Como se salientou no Acórdão desta Relação, de 17/3/2020 (Apelação nº 3745/15.7T8PBL.C2) [Que se saiba, não publicado.], «[…] há que distinguir a excepção de caso julgado, da autoridade do caso julgado, sendo até já dominante o entendimento de que a imposição dos efeitos da autoridade do caso julgado não pressupõe a coexistência das três identidades dos sujeitos, do pedido e da causa de pedir que se exige para a verificação da excepção de caso julgado. – Vide, neste sentido, o Acórdão do Tribunal da Relação do Porto, de 24.11.2015, proferido no processo n.º 346/14.0T8PVZ.PT (…) A esse propósito, ensina Lebre de Freitas (in “Código de Processo Civil Anotado”, Cbra. Ed., pág. 325), que enquanto pela excepção se visa o efeito negativo da inadmissibilidade da segunda acção, constituindo-se o caso julgado em obstáculo a nova decisão de mérito, a autoridade do caso julgado tem antes o efeito positivo de impor a primeira decisão (...), assentando esse efeito positivo numa relação de prejudicialidade: o objecto da primeira decisão constitui questão prejudicial na segunda acção, como pressuposto necessário da decisão de mérito que nesta há-de ser proferida. […]».

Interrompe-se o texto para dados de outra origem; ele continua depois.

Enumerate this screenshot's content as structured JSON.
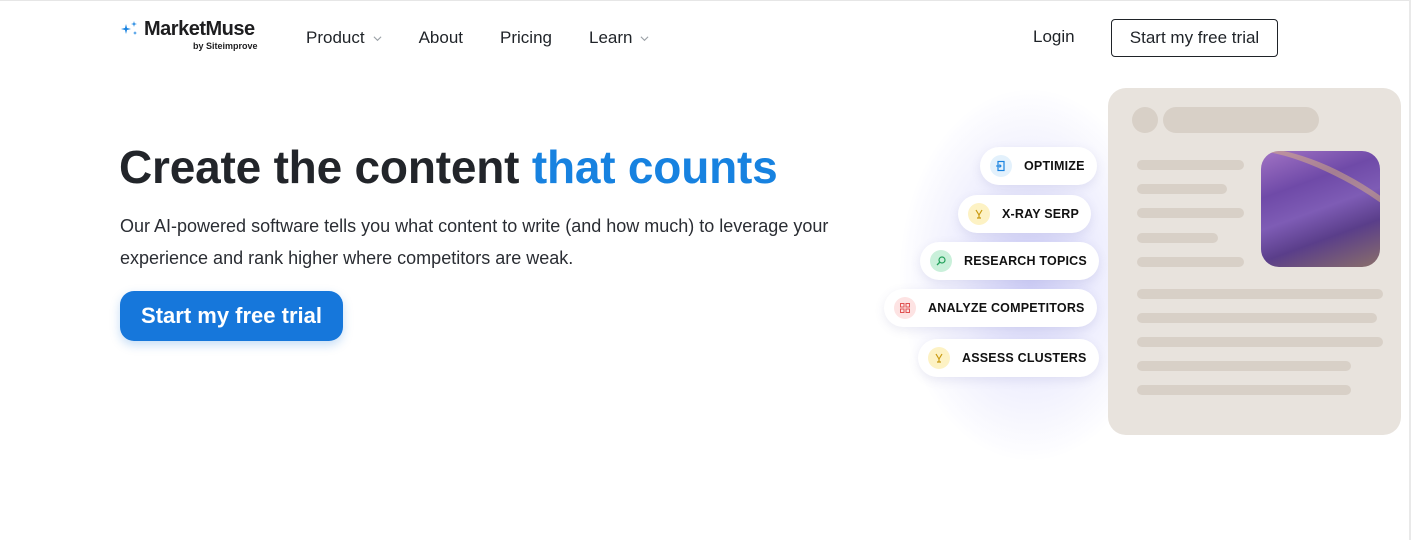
{
  "header": {
    "logo_name": "MarketMuse",
    "logo_byline": "by Siteimprove",
    "nav": [
      {
        "label": "Product",
        "has_dropdown": true
      },
      {
        "label": "About",
        "has_dropdown": false
      },
      {
        "label": "Pricing",
        "has_dropdown": false
      },
      {
        "label": "Learn",
        "has_dropdown": true
      }
    ],
    "login_label": "Login",
    "cta_label": "Start my free trial"
  },
  "hero": {
    "title_main": "Create the content ",
    "title_accent": "that counts",
    "subtitle": "Our AI-powered software tells you what content to write (and how much) to leverage your experience and rank higher where competitors are weak.",
    "cta_label": "Start my free trial"
  },
  "features": [
    {
      "label": "OPTIMIZE",
      "icon": "optimize-icon",
      "color": "#e3f1fc",
      "fg": "#1782e0"
    },
    {
      "label": "X-RAY SERP",
      "icon": "xray-icon",
      "color": "#fdf2c4",
      "fg": "#c99a10"
    },
    {
      "label": "RESEARCH TOPICS",
      "icon": "research-icon",
      "color": "#c9f0da",
      "fg": "#22a05a"
    },
    {
      "label": "ANALYZE COMPETITORS",
      "icon": "grid-icon",
      "color": "#fde3e3",
      "fg": "#e05050"
    },
    {
      "label": "ASSESS CLUSTERS",
      "icon": "cluster-icon",
      "color": "#fdf2c4",
      "fg": "#c99a10"
    }
  ],
  "colors": {
    "accent": "#1782e0",
    "cta": "#1677db",
    "card": "#e8e3dd"
  }
}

Rui Pinto no texto epigrafado “Exceção e autoridade de caso julgado – algumas notas provisórias”, “in” “JULGAR Online, novembro de 2018, pag. 1 e ss., escreve:
«[…] O efeito positivo externo consiste na vinculação de uma decisão posterior a uma decisão já transitada em razão de uma relação de prejudicialidade ou de concurso entre os respetivos objetos processuais, ou, em termos mais simples, em razão de objetos processuais conexos. (…)
A jurisprudência costuma designar este efeito como autoridade de caso julgado stricto sensu.
Esta autoridade de caso julgado não se cinge apenas às decisões que, por conhecerem do mérito, fazem caso julgado material. Se é certo que as decisões sobre a relação processual têm força obrigatória dentro do processo (cf. Artigo 620.º, n.º 1), não deixam, porém, de ser dotadas de efeito positivo externo dentro desse processo.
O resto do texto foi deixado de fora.